We all know -- at least we should know -- how special a place the Ocmulgee National Monument is and the treasures within it that date back thousands of years.

Soon, if U.S. Reps. Sanford Bishop and Austin Scott get their way with the introduction of the Ocmulgee Mounds National Historical Park Boundary Revision Act of 2014, the monument could become the only national park in the state.

This bipartisan bit of legislation would increase the monument’s boundaries from 700 acres to 2,100 -- about where the original planners in 1934 had envisioned. And there’s a caveat that could make the monument even larger.

The legislation, if passed by the House and Senate, would direct the Secretary of the Interior to initiate a Ocmulgee River Corridor Special Resource Study between Macon and Hawkinsville that would determine the “national significance of the study area” and the “suitability and feasibility of adding lands in the study area to the National Park system.”
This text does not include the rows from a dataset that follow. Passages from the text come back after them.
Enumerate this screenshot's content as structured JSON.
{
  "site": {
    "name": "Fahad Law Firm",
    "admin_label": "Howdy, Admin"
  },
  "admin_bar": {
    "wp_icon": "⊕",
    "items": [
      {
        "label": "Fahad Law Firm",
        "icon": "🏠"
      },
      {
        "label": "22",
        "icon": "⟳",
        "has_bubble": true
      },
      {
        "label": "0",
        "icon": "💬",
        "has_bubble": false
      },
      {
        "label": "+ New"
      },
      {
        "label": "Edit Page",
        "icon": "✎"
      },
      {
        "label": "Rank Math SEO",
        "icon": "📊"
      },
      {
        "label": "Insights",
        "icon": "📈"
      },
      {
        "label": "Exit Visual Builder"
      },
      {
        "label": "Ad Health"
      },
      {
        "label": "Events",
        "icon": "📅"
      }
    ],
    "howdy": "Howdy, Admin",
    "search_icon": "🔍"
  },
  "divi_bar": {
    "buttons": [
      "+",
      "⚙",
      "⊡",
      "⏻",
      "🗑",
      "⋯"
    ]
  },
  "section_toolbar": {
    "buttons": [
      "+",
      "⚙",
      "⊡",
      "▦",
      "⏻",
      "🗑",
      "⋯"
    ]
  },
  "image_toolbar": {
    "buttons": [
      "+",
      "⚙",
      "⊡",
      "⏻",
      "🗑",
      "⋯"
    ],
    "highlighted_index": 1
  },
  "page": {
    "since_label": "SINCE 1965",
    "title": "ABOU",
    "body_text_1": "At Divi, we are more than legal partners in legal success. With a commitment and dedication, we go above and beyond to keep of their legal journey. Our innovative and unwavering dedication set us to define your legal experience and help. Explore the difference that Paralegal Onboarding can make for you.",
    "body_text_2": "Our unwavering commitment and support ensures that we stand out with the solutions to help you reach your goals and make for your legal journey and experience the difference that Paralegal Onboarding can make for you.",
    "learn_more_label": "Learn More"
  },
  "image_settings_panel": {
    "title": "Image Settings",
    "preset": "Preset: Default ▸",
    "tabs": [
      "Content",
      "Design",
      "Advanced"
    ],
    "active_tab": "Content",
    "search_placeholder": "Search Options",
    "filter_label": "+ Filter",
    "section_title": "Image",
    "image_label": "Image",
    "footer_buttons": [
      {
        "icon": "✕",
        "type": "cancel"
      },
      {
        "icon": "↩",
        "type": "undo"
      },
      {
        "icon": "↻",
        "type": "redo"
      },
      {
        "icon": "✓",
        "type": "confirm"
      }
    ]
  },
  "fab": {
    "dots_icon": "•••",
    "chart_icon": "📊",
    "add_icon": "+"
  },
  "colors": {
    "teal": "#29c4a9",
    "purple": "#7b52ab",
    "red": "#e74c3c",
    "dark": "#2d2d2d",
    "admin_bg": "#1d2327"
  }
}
This process doesn’t happen overnight but is another step closer to making the monument a national park. Once funds are appropriated -- another big step after passage -- the Secretary of the Interior has three years to submit the report and his recommendations to the House Committee on Natural Resources and the Senate Committee on Energy and Natural Resources.

In a joint release from Bishop’s and Scott’s offices, they point out that “the expanded park also will generate much needed tourist revenue for Macon, Georgia and the surrounding areas while educating visitors on the little known fact that different cultures occupied this land for thousands of years.”

The plan of work has been meticulously executed so far, and while most of the work to attract co-sponsors will be handled in Washington, D.C., a few encouraging phone calls and emails to the rest of the Georgia delegation in the House would not be unwelcome -- and it would be a nice tribute if this work could be completed before Sen. Saxby Chambliss takes his leave from the Senate at the end of the year.